Real Actions for Fans and Collectors

If you're looking at this draft from a hobbyist or a deep-stats perspective, there are a few things you should actually do.

First, stop looking at the first-round order as a definitive ranking of who is "better." In the 2013 NHL Entry Draft, the value was in the pivots. Look at how many of these players changed teams and immediately made those teams better. If you're into sports cards or memorabilia, the 2013 "Young Guns" class is one of the most stable investments because these players aren't "prospects" anymore—they are the establishment.

Second, use this draft as a case study for why you shouldn't give up on "busts" too early. Nichushkin is the prime example. Sometimes a player just needs a change of scenery or a different role to unlock what the scouts saw back in 2013.

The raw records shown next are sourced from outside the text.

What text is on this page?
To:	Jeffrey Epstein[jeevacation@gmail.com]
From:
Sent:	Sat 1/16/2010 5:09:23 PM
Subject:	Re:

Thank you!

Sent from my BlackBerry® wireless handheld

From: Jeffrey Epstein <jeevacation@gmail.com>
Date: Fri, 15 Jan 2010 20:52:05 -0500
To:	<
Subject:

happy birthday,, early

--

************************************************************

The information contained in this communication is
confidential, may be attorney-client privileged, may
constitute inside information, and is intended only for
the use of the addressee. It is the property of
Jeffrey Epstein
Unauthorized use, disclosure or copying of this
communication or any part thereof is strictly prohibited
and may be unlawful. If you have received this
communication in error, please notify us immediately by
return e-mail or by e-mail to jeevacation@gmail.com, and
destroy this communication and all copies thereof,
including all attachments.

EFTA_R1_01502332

Lastly, pay attention to the remaining active players. We are entering the "veteran" phase for the 2013 NHL Entry Draft class. These guys are no longer the young guns; they are the leaders. Watching how MacKinnon, Barkov, and Lindholm adapt their games as they hit their 30s will tell us a lot about the next decade of hockey.

The 2013 NHL Entry Draft isn't just history. It's the current state of the game. Every time Barkov lifts a stick or MacKinnon hits the neutral zone at light speed, you're seeing the results of those few hours in Newark more than ten years ago.


Actionable Next Steps:

  1. Compare Career Stats: Use a tool like HockeyDB to compare the "Points Per Game" of the top 10 versus the bottom 10 of the first round in 2013; you’ll find the gap is smaller than almost any other year.
  2. Trade Tree Deep Dive: Look up the Seth Jones for Ryan Johansen trade tree. It’s one of the most complex and impactful sequences of transactions sparked by this draft.
  3. Scouting Evolution: Research the 2013 scouting reports on Aleksander Barkov to see how his defensive game was undervalued compared to his offensive output at the time.